Taylor Brennan ’20 appreciated the opportunity to hone her skills in public speaking in two classes, Hearings Practice and Professional Communications for Lawyers. “As a student pursuing litigation when I graduate, I want to take every opportunity to practice my oral advocacy, she said. And because the classes are not graded, Wintersession is a great time to practice these skills in a lower-stakes, more comfortable setting.”
Brennan’s instructor in Hearings Practice, Collin Cox ’01 — one of many alumni teaching at Wintersession — drew lessons from real cases he’s litigated as partner at Yetter Coleman in Houston, where practice focuses on representing plaintiffs and defendants in high-stakes commercial cases. Cox, who has taught the course for four years, said he always enjoys sharing his own courtroom successes and mistakes with his students, and is always impressed by how quickly they master skills.
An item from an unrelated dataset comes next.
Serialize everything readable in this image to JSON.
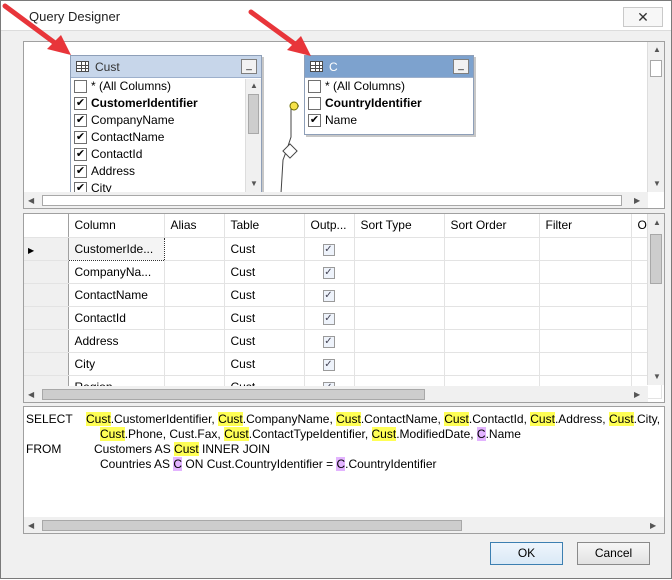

“Watching them wrestle with things that took me a long time to figure out — they get it in a day and they can perform,” he said. “Having a chance to give them a perspective that they wouldn’t hear day by day in law school is a real honor.”
Brennan said she took away plenty of court-specific skills from Cox’s class, including tips for writing an effective brief, strategies to prepare for oral argument, a review of different types of motions, ways to use visual aids with a jury, and a comparison of practicing in state versus federal court. Equally important: his advice on building relationships.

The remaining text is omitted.